A PKK flag in Brussels. It is considered to be a terrotist  organization by the US and the EU.Photo: Flickr.com/Eoghan OLionnain

Flag of the Kurdistan Workers Party, considered to be a terrorist organization by the US and the EU.
Photo: Flickr.com/Eoghan OLionnain

PARIS. – Wearing yellow flags, hundreds of Kurds gathered yesterday in Paris. They situated themselves in front of the offices of a Kurdish association, where the bodies of three women had been found Wednesday January 9. The crime presented itself as anything but random – according to a police source, two of the women had been shot in the head “execution-style” and the third suffered from several abdomen wounds.

The morning of January 10, Interior Minister Manuel Valls was present on the scene and called the killings “unacceptable.” He promised that France would “quickly shed the light” on the three deaths.

The victims – Sakine Cansiz, Fidan Dogan and Leyla Soylemez – are Kurdish activists and members of the Kurdistan Workers’ Party, known as the PKK. Cansiz, a prominent figure and co-founder of the movement, was jailed and tortured for her involvement in the fight against Turkish authorities during the 1980’s. The face of PKK leader Abdullah Ocalan was plastered on many flags, and Cansiz was particularly close to Ocalan. Responsible for the PKK representation in Europe, Cansiz is believed to have been living in Paris for the past four years.

The group’s violent actions encourage its classification as a terrorist organization by the United States and the European Union, yet the PKK is regarded as a freedom fighting group by many Kurds. The news of the deaths sparked protests in Ankara. The conflict between Kurdish independents and Turkish authorities has been going on for almost thirty years and has claimed about 40,000 lives. Despite the Turkish president’s promise in 2009 for more open policies, little progress has been made thus far. The summer of 2012 saw the return of some extreme violence amid the Syrian conflict with the death of 110 Turkish soldiers and 450 Kurd fighters.

After the conclusion of four deadly months in the conflict, both sides seemed to be willing to achieve progress, and the Turkish secret services began negotiations with Ocalan. Hoping to get the group to disarm, Ocalan was jailed in Turkey. Although unconfirmed, they are believed to have come to an agreement.

Bulent Arinc, Turkey’s government spokesman, offered his condolences and has condemned the attack.
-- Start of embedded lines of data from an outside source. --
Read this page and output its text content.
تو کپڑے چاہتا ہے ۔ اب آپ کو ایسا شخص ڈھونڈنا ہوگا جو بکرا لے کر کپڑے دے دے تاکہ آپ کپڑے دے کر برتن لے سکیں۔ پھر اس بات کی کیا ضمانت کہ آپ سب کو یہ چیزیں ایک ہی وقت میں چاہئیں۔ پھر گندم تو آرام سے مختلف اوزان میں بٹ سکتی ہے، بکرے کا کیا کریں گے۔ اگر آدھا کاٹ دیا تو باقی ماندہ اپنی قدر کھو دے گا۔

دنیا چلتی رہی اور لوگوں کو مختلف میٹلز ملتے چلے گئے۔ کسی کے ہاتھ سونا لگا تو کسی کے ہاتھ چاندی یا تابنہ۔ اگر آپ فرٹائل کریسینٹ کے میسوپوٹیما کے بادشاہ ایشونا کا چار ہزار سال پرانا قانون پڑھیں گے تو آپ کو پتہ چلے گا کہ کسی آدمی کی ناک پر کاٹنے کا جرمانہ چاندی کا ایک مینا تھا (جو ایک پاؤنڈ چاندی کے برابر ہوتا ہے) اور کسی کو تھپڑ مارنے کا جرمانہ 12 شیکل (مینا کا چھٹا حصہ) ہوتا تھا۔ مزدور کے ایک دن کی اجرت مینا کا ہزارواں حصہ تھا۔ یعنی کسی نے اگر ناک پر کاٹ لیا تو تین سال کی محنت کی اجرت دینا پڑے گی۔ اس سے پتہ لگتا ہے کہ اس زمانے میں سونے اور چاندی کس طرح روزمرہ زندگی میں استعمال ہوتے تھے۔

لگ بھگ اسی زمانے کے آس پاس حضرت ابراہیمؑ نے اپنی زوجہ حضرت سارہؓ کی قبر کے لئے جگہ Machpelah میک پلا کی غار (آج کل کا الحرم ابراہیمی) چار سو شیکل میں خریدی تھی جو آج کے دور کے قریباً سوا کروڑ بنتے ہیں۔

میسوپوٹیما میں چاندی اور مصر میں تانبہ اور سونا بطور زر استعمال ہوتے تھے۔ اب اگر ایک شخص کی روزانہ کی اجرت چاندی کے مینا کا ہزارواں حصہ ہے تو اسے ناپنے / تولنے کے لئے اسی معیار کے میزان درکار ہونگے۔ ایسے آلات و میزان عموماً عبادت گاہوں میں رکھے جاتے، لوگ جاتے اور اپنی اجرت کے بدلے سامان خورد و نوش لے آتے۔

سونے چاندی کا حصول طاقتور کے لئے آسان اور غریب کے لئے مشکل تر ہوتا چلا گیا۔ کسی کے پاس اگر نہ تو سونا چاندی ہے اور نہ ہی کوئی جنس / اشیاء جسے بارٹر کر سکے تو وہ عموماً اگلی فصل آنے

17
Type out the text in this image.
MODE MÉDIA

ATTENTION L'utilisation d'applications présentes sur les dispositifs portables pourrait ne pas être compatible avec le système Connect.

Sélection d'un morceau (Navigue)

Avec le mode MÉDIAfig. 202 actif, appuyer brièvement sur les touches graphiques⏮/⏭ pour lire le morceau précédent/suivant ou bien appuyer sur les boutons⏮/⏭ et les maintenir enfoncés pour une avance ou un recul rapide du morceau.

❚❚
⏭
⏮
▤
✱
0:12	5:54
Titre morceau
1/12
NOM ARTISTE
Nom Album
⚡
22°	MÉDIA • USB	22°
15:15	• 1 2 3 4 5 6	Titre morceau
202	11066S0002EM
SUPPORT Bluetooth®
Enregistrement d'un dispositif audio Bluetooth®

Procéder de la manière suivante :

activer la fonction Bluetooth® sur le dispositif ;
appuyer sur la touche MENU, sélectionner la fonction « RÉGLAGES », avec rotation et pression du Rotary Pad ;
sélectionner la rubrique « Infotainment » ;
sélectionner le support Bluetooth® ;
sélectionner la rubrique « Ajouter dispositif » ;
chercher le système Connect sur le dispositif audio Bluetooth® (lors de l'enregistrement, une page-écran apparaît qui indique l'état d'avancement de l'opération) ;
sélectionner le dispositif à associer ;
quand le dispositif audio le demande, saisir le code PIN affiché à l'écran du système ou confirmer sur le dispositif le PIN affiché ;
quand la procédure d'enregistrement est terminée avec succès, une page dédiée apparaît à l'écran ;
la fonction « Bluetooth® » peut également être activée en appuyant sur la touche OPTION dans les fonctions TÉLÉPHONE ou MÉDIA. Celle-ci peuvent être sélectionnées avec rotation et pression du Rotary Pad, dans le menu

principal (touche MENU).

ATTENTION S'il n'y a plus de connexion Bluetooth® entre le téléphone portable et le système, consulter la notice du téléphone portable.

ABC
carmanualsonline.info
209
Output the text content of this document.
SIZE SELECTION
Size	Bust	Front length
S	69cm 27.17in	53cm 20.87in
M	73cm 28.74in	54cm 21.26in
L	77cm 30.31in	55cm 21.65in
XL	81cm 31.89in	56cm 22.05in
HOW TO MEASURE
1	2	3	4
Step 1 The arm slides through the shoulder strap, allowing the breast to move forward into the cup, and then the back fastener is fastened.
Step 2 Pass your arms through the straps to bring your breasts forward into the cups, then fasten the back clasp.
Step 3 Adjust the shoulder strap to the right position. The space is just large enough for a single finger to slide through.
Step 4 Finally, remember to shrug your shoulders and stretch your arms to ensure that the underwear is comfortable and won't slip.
Ruling party deputy chairman, Huseyin Celik, claimed the attacks were the result of “an internal feud ” within the PKK and that they were an attempt at derailing the recent negotiations.
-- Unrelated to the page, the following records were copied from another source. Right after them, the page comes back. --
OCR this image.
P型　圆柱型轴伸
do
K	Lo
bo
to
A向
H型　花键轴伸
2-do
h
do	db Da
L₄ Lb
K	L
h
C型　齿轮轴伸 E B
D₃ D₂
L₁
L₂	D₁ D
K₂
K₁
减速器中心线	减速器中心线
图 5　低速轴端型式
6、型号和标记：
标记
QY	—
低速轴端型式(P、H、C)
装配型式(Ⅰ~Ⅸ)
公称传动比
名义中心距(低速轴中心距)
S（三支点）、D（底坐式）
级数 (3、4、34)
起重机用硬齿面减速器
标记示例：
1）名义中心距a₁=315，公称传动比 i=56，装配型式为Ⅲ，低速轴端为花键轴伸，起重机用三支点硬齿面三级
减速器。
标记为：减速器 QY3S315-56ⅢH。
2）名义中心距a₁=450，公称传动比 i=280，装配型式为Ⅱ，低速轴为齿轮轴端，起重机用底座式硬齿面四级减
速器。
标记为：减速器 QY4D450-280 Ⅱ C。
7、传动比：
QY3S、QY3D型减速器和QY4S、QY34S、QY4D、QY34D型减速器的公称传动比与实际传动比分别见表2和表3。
This theory was not shared by many protesters at the scene this morning – many of them were Diaspora Kurds and shouted “Turkey, assassin!” Human Rights Watch has criticized the Turkish State for the summary execution of PKK activists, but all cases were confined to Turkey.
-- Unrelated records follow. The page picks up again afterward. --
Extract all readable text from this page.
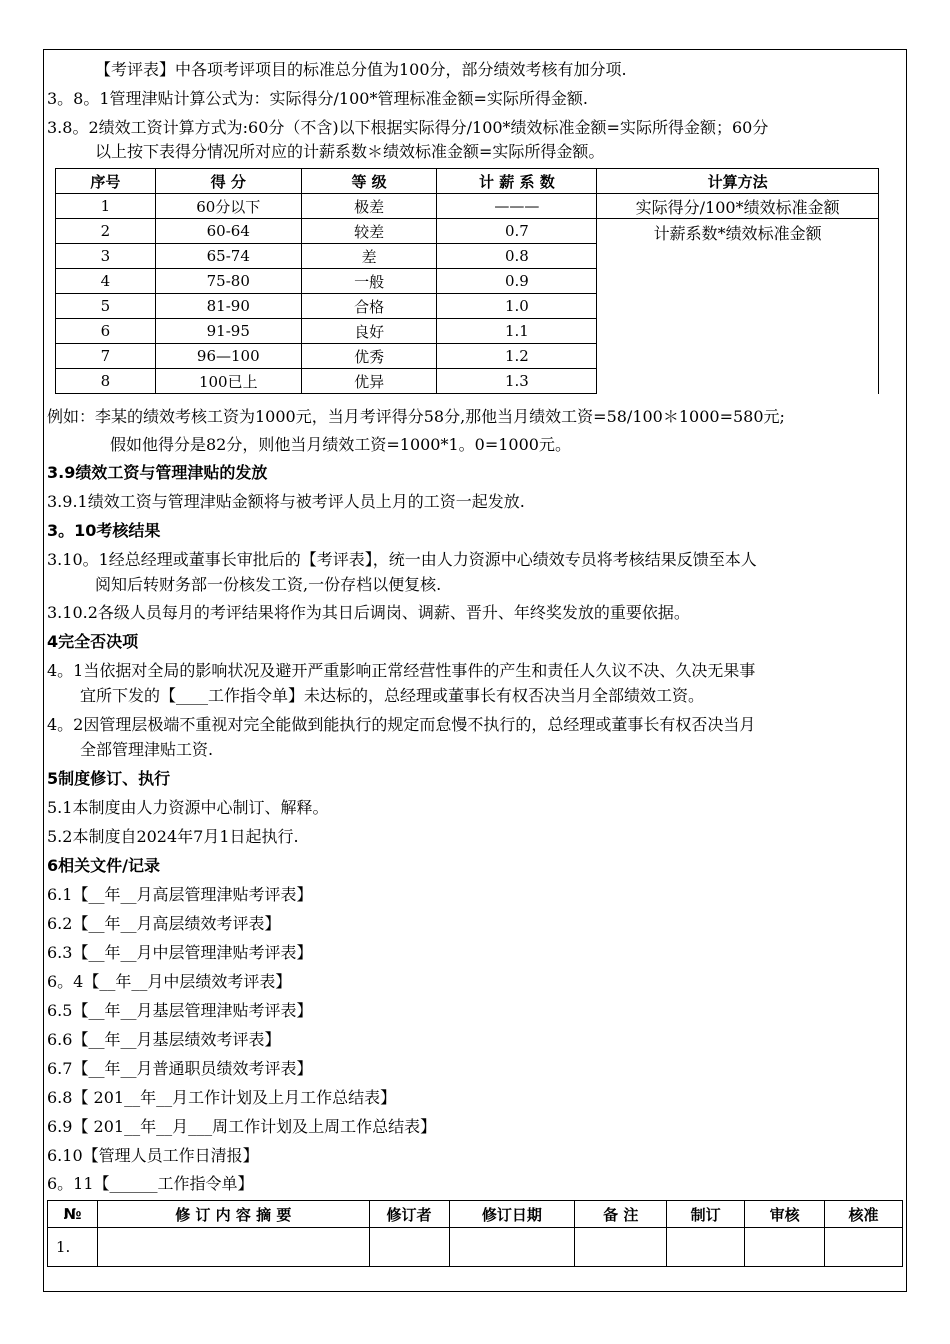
【考评表】中各项考评项目的标准总分值为100分，部分绩效考核有加分项.
3。8。1管理津贴计算公式为：实际得分/100*管理标准金额=实际所得金额.
3.8。2绩效工资计算方式为:60分（不含)以下根据实际得分/100*绩效标准金额=实际所得金额；60分
以上按下表得分情况所对应的计薪系数＊绩效标准金额=实际所得金额。
序号	得 分	等 级	计 薪 系 数	计算方法
1	60分以下	极差	———	实际得分/100*绩效标准金额
2	60-64	较差	0.7	计薪系数*绩效标准金额
3	65-74	差	0.8	
4	75-80	一般	0.9	
5	81-90	合格	1.0	
6	91-95	良好	1.1	
7	96—100	优秀	1.2	
8	100已上	优异	1.3	
例如：李某的绩效考核工资为1000元，当月考评得分58分,那他当月绩效工资=58/100＊1000=580元;
假如他得分是82分，则他当月绩效工资=1000*1。0=1000元。
3.9绩效工资与管理津贴的发放
3.9.1绩效工资与管理津贴金额将与被考评人员上月的工资一起发放.
3。10考核结果
3.10。1经总经理或董事长审批后的【考评表】，统一由人力资源中心绩效专员将考核结果反馈至本人
阅知后转财务部一份核发工资,一份存档以便复核.
3.10.2各级人员每月的考评结果将作为其日后调岗、调薪、晋升、年终奖发放的重要依据。
4完全否决项
4。1当依据对全局的影响状况及避开严重影响正常经营性事件的产生和责任人久议不决、久决无果事
宜所下发的【____工作指令单】未达标的，总经理或董事长有权否决当月全部绩效工资。
4。2因管理层极端不重视对完全能做到能执行的规定而怠慢不执行的，总经理或董事长有权否决当月
全部管理津贴工资.
5制度修订、执行
5.1本制度由人力资源中心制订、解释。
5.2本制度自2024年7月1日起执行.
6相关文件/记录
6.1【__年__月高层管理津贴考评表】
6.2【__年__月高层绩效考评表】
6.3【__年__月中层管理津贴考评表】
6。4【__年__月中层绩效考评表】
6.5【__年__月基层管理津贴考评表】
6.6【__年__月基层绩效考评表】
6.7【__年__月普通职员绩效考评表】
6.8【 201__年__月工作计划及上月工作总结表】
6.9【 201__年__月___周工作计划及上周工作总结表】
6.10【管理人员工作日清报】
6。11【______工作指令单】
№	修 订 内 容 摘 要	修订者	修订日期	备 注	制订	审核	核准
1.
Kurds are estimated to make up about 20% of the population of Turkey and the treatment of minorities is a major condition in considering the country’s accession to the EU. If the French police find any State involvement in the killings, the repercussions could hurt an already fragile candidacy for Turkey’s EU membership. Worse, however, would be if the police were to not catch the culprit. The anger of the Kurds is fueled by speculations that could bury the whole cease-fire process with the PKK all-together.